Speaker Nancy Pelosi’s first real test as Speaker of the House of Representatives will come tomorrow as she tries to muscle through an emergency wartime spending bill that many people have a problem with for all sorts of reasons.
Whats the beef from the Republicans?:
Nearly all Republicans were expected to side with President Bush and oppose the bill, charging that its collection of military readiness conditions, Iraqi benchmarks and waivers amounts to “micromanagement” of the war. And the Republicans may attract the sympathies of a few conservative Democrats.
Whats the beef with Democrats?:
From the other side, at least a dozen liberal Democrats are attacking the measure for not doing enough to force an end to the war, despite the bill’s Aug. 31, 2008, deadline for U.S. withdrawal.
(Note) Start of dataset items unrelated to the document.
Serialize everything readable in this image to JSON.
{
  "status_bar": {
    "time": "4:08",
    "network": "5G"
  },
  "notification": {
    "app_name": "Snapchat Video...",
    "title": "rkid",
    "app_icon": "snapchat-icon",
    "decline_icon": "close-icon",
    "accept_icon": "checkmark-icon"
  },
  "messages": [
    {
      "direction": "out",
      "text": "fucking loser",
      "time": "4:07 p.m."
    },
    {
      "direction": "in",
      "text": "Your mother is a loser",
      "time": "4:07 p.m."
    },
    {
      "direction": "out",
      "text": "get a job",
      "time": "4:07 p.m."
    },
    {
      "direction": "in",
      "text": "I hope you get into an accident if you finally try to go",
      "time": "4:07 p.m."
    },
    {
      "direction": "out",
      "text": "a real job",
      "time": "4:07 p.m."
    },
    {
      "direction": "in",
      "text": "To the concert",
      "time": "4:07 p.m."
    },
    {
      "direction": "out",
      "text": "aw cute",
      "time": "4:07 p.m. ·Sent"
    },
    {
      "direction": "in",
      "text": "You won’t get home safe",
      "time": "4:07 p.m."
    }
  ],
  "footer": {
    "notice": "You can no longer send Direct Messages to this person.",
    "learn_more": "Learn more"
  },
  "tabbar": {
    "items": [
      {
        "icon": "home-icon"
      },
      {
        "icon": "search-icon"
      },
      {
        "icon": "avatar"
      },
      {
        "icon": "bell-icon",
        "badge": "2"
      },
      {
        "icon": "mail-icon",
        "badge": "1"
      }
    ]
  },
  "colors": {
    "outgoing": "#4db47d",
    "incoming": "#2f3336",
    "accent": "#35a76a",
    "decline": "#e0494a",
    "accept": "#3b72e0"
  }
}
What’s the beef with common sense first kind of people?:
What’s with all that pork in the bill? Why is this necessary?
From the article above:
That includes $74 million for peanut storage, $25 million for spinach growers and $100 million for citrus growers.
It also includes $16 million to convert the old Food and Drug Administration building in southwest D.C. into more office space for the Capitol. That “emergency” expenditure comes at a time when taxpayers already shell out $600 million “more than double the original estimate” for a mammoth expansion of the Capitol, which includes 160,000 feet of new office space.
After Nancy Pelosi said the Democrats “…intend to lead the most honest, most open and most ethical congress in history,” all this pork in an emergency wartime spending bill doesn’t really do much to help the party’s image. Weren’t the Democrats accusing Republicans of stuffing too much pork into spending bills not too long ago?
Speaker Pelosi’s got a big day tomorrow. Will she crash and burn and be forced into passing a ‘clean’ spending bill that doesn’t require troops to withdrawl? Or will she prove to be a fighter and get the bill passed just how she wants it?
We’ll update the situation tomorrow, but something tells me that no matter what happens, if changes are made, the pork probably stays.